Il 14 ottobre la Chiesa riconosce solennemente la santità di Paolo VI. Lo fa a quarant’anni dalla sua morte, segno che occorre del tempo prima che una persona trovi il suo vero volto nella storia. Tanto incompreso lungo gli anni della sua vita terrena quanto più oggi risplende della sua bellezza cristiana, Paolo VI è santo perché la sua vita è stata una testimonianza resa alla verità dell’amore.

L’amore ha ispirato tutta la sua vita e i suoi insegnamenti: l’amore a Cristo, l’amore alla Chiesa e alla verità, la passione per l’uomo. Il suo è un pressante invito a suscitare “la convinzione della fratellanza umana, della convivenza concorde, della civiltà dell’amore”. “Amore” è in assoluto la parola più ricorrente nel suo vocabolario. Senza ripercorrere la sua biografia, già nota ai più, accenniamo solo ai due ambiti nei quali Paolo VI vive, testimonia e insegna la verità dell’amore: l’interiorità e l’umiltà, due aspetti sempre attuali. Paradossalmente soprattutto oggi che sembrano tanto inattuali.

 

Interiorità: incontro, ascolto e dialogo. - La testimonianza è radicata nell’interiorità: si nutre di essa e la esprime. In Giovanni Battista Montini l’esterno vela l’interno, ma al contempo lo rivela. La sua formazione, il suo diversificato ministero, il suo magistero attestano una tensione feconda verso l’unità di vita: messaggio, parola, stile e atteggiamenti trovano in lui una forte intrinseca saldatura.

Egli stesso rivela di dovere la sua interiorità, la formazione della sua coscienza umana e cristiana, soprattutto a sua madre Giuditta: donna colta, dolcissima e decisa, dall’animo attento (ad-tentus, proteso in una direzione), dalla profonda apertura contemplativa.
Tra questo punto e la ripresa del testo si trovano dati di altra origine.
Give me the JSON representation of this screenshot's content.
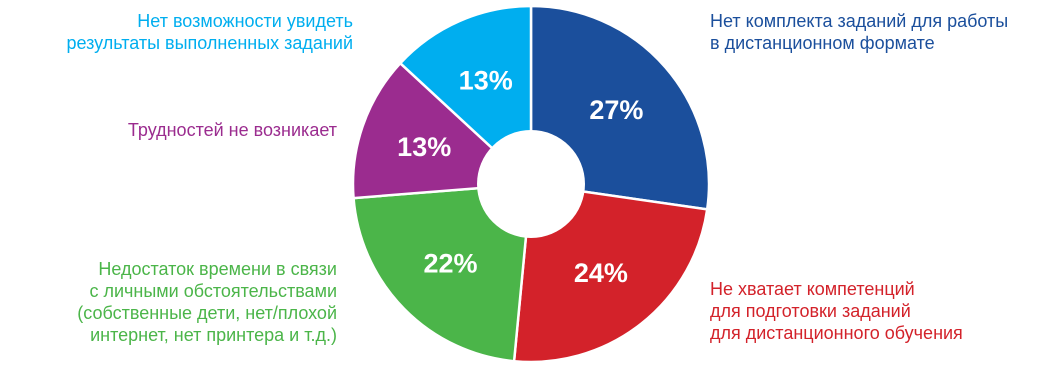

Rileva che nel suo tempo il silenzio si sta perdendo, e lo addebita al fatto che si è ormai troppo esteriorizzati… Non dimentichiamo che circa mezzo secolo è trascorso da quando osservava questo: in una situazione che potrebbe sembrarci tanto più quieta dell’attuale. Nel nostro mondo di progresso tecnologico il ‘rumore’ (non solo acustico) sta disgregando l’interiorità, e si viene condotti in una esteriorizzazione che tende a banalizzare e appiattire tutto - e tutti - nel vivere alla superficie del presente. Da qui il richiamo frequente di papa Montini alla dimensione interiore e al silenzio: non pura assenza di parole, ma ascolto e progressiva unificazione dell’interiorità e della vita. È l’ascolto che rende possibile l’incontro e quindi il dialogo. Non è un caso che proprio del dialogo Paolo VI abbia fatto il cuore del suo programma e la cifra del suo ministero di pontefice, come emerge dalla sua prima enciclica, l’Ecclesiam suam.
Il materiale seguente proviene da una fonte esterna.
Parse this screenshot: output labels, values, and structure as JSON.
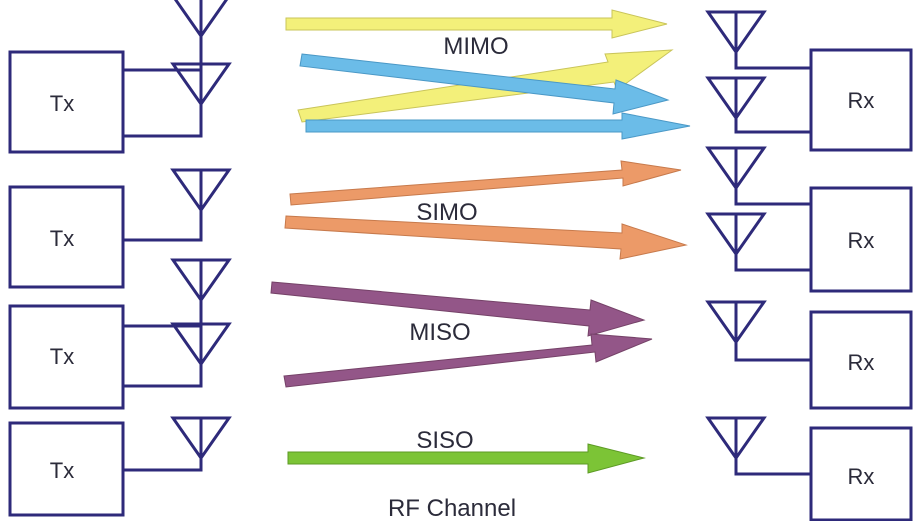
{
  "colors": {
    "line": "#2e2a7a",
    "mimo_yellow": "#f3f07a",
    "mimo_blue": "#6bbce8",
    "simo_orange": "#ec9a68",
    "miso_purple": "#935688",
    "siso_green": "#7cc436",
    "text": "#2b2b3a"
  },
  "icons": [
    "antenna-icon"
  ],
  "footer": {
    "label": "RF Channel"
  },
  "sections": [
    {
      "id": "mimo",
      "label": "MIMO",
      "tx": "Tx",
      "rx": "Rx"
    },
    {
      "id": "simo",
      "label": "SIMO",
      "tx": "Tx",
      "rx": "Rx"
    },
    {
      "id": "miso",
      "label": "MISO",
      "tx": "Tx",
      "rx": "Rx"
    },
    {
      "id": "siso",
      "label": "SISO",
      "tx": "Tx",
      "rx": "Rx"
    }
  ]
}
Umiltà come cifra dell’amore. - Paolo VI è stato un uomo, un profeta, un santo grazie all’umiltà, che è apertura, ascolto e decentramento, riconoscimento dell’importanza dell’altro – di ogni altro.
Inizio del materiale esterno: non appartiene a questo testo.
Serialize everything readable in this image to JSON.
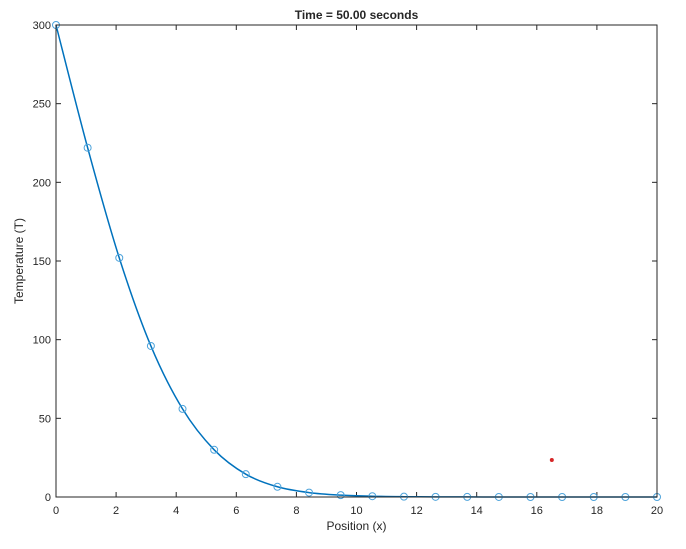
{
  "chart_data": {
    "type": "line",
    "title": "Time = 50.00 seconds",
    "xlabel": "Position (x)",
    "ylabel": "Temperature (T)",
    "xlim": [
      0,
      20
    ],
    "ylim": [
      0,
      300
    ],
    "xticks": [
      "0",
      "2",
      "4",
      "6",
      "8",
      "10",
      "12",
      "14",
      "16",
      "18",
      "20"
    ],
    "yticks": [
      "0",
      "50",
      "100",
      "150",
      "200",
      "250",
      "300"
    ],
    "grid": false,
    "colors": {
      "line": "#0072BD",
      "marker": "#4DA3DB",
      "highlight": "#D62728"
    },
    "series": [
      {
        "style": "line-with-circle-markers",
        "x": [
          0,
          1.0526,
          2.1053,
          3.1579,
          4.2105,
          5.2632,
          6.3158,
          7.3684,
          8.4211,
          9.4737,
          10.5263,
          11.5789,
          12.6316,
          13.6842,
          14.7368,
          15.7895,
          16.8421,
          17.8947,
          18.9474,
          20
        ],
        "y": [
          300,
          222,
          152,
          96,
          56,
          30,
          14.5,
          6.5,
          2.8,
          1.2,
          0.5,
          0.2,
          0.1,
          0.05,
          0.02,
          0.01,
          0,
          0,
          0,
          0
        ]
      }
    ],
    "highlight_point": {
      "x": 16.5,
      "y": 23.5
    }
  }
}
L’umiltà è verità su se stessi. Contrasta perciò tutte le forme di orgoglio, di vanagloria, di esibizionismo: significa vivere nella verità ed imparare che la piccolezza fa vera la testimonianza che rimanda a Dio e rifiuta perciò ogni autosufficienza, il maggiore peccato del nostro Occidente scristianizzato (o forse pre-cristiano ancora?). L’umiltà è il segno profetico e sempre attuale della testimonianza di Paolo VI: l’umiltà si nutre e si esprime nella gratitudine, generativa di gioia.

E la gioia è la nota che accompagna il papa di Concesio lungo il suo percorso terreno, modulandosi e accordandosi alle varie fasi della sua vita. Va sfatato il cliché di un Paolo VI triste, chiuso, ‘amletico’. Chi l’ha conosciuto, chi l’ha veduto e ascoltato con attenzione, riconosce che era una persona estremamente serena, fiduciosa, oltre che sensibile e piena di discrezione, gentile e affabile.

Il primo documento del magistero della Chiesa che verte per intero sulla gioia è la sua esortazione Gaudete in Domino del 9 maggio 1975. Per il nuovo Santo la gioia è essenzialmente gratitudine: sgorga da un cuore grato, dal riconoscere il dono che ci è dato e che sempre ci precede. Il Pensiero alla morte è una vera attestazione di riconoscenza e di gratitudine: agli altri, alla vita, a Dio.

La gioia che nasce dalla gratitudine ci ricorda e ci raccorda alla fede cristiana che significa riconoscere e credere all’amore di Dio per noi (cf 1Gv 4,16); la gioia, testimoniata ed insegnata da Paolo VI come segno del Dio vicino, dice l’attesa e la certezza che «alla fine, ... sta l’Amore».